Data yang Harus Dipersiapkan Untuk melakukan proses Wajib Lapor Ketenagakerjaan Perusahaan online, persiapkan data pendukung di bawah ini:

  1. Nama pengelola akun yang harus sudah mempunyai e-KTP dan email aktif
  2. WLKP terakhir (jika pernah melakukan pelaporan manual)
  3. Identitas perusahaan (jika melaporkan perusahaan cabang, maka harus mengetahui Nomor Perizinan dan Nomor TDP Pusat atau NIB yang dimasukkan perusahaan pusat)
  4. Akta pendirian perusahaan
  5. SK Kemenkumham
  6. NIB (Nomor Induk Berusaha)
  7. NPWP Perusahaan
  8. Data BPJS Kesehatan
  9. Data Karyawan (NIK, Nama, Jenis Kelamin, Tanggal Lahir, Kode Jabatan dan Nama Jabatan, Pendidikan, Status (PKWTT/PKWT), alamat dan Keterangan Disabilitas atau Tidak)

Sanksi Tidak Lapor WLKP

Dalam Pasal 10 Undang-Undang Nomor 7 Tahun 1981 disebutkan bahwa pengusaha yang tidak melakukan kewajiban Lapor Ketenagakerjaan Perusahaan dapat diberikan sanksi  dengan pidana kurungan selama-lamanya 3 (tiga) bulan atau denda setinggi-tingginya Rp.1.000.000,- .(satu juta rupiah). 

Penutup

Di dalam laporan tersebut harus memuat keterangan seperti identitas perusahaan, hubungan ketenagakerjaan, perlindungan ketenagakerjaan, kesempatan kerja, dan lain sebagainya. Wajib lapor perusahaan memiliki arti yang cukup penting bagi perusahaan.

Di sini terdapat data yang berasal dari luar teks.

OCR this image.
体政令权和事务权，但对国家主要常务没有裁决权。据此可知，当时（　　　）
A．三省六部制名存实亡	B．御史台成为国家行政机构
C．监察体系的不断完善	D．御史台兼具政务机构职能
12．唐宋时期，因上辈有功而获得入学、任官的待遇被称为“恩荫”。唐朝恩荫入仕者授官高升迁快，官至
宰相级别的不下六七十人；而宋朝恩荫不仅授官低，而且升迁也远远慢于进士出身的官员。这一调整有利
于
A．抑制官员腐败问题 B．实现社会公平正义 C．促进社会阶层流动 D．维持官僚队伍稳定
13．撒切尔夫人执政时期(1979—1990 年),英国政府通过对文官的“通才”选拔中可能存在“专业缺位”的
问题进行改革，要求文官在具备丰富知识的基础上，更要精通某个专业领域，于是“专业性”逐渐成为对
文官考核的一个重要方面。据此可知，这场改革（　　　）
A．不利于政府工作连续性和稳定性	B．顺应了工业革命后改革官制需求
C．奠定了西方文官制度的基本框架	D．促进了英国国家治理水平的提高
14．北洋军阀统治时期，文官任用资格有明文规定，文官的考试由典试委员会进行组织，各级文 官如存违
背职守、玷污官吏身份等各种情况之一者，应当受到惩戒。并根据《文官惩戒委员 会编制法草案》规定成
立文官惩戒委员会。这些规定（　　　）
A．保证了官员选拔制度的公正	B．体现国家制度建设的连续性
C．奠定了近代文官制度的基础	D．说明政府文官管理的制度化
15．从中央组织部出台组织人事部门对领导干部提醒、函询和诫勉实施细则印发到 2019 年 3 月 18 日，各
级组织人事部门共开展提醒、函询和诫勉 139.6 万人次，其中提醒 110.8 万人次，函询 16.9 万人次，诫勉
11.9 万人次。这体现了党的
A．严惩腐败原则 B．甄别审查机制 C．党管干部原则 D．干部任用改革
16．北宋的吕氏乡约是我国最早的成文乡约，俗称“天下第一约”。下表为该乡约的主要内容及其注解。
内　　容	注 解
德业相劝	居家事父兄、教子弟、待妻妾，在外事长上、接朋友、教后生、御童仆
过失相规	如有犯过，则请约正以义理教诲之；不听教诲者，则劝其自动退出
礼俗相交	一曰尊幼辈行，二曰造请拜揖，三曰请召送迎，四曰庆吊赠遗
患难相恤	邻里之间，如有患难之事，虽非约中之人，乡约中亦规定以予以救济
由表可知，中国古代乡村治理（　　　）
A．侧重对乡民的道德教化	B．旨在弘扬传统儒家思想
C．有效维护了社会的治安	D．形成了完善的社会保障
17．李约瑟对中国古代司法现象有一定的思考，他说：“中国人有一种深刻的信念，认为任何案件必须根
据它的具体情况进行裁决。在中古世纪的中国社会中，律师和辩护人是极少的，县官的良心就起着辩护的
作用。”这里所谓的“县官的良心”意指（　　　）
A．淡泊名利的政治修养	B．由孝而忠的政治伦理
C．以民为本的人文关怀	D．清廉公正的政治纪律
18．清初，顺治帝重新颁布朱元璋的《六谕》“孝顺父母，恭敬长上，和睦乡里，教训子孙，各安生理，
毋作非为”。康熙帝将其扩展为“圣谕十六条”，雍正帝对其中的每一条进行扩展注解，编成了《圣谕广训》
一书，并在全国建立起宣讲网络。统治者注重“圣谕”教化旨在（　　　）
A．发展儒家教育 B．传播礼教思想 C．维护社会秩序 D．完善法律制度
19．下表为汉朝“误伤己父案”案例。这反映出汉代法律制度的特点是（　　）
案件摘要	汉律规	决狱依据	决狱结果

Dengan melakukan pendaftaran perusahaan melalui WLKP, maka secara otomatis perusahaan akan terdaftar dalam database Kementerian Ketenagakerjaan yang nantinya akan digunakan oleh pemerintah untuk memberikan pelayanan yang lebih baik yang berkaitan dengan ketenagakerjaan.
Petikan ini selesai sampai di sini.